Jerry Sandusky Scandal

Spanier, Curley raise attorney-client privilege argument in McQueary case

Mike McQueary
Mike McQueary

It’s been months since any real movement was seen in the whistleblower lawsuit former Penn State assistant football coach Mike McQueary brought against the university.

Now two former officials are asking to bring one action to a halt.

On Tuesday, former Penn State president Graham Spanier filed a petition to intervene in the case. He was joined Wednesday by former athletic director Tim Curley, who entered a similar request.

The two men are objecting to the deposition of former Penn State trustee and general counsel Cynthia Baldwin.

McQueary’s case arose from the 2011 indictment and subsequent 2012 conviction of retired Penn State defensive coordinator Jerry Sandusky on charges of child sexual abuse. McQueary was one of the most prominent witnesses.
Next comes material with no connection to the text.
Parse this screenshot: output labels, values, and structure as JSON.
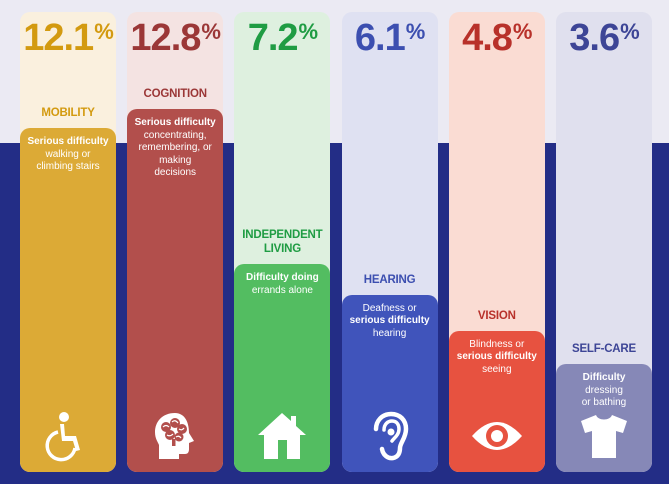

He filed his lawsuit in 2012, alleging the university ruined his reputation and fired him for his part in the investigation.

But Spanier and Curley, along with former vice president Gary Schultz, are still awaiting trial in Dauphin County on charges of perjury and conspiracy related to the Sandusky case.

That is where the new petition comes in.

“Intervention in this case is warranted because the deposition of Cynthia Baldwin will very likely include testimony about matters protected by the attorney-client privilege,” Spanier’s filing stated.

All three former officials claim that they thought at the time that Baldwin represented them. That has become a central sticking point in their criminal case, and one in which the Pennsylvania Superior Court will hear arguments next month before allowing the Dauphin case to move on.

But in Centre County court, the issue has also been heard. Specially presiding Chester County Senior Judge Thomas Gavin ruled in May that communications involving Baldwin could not be withheld on the same attorney-client privilege grounds.

McQueary is seeking lost wages, legal costs and punitive damages.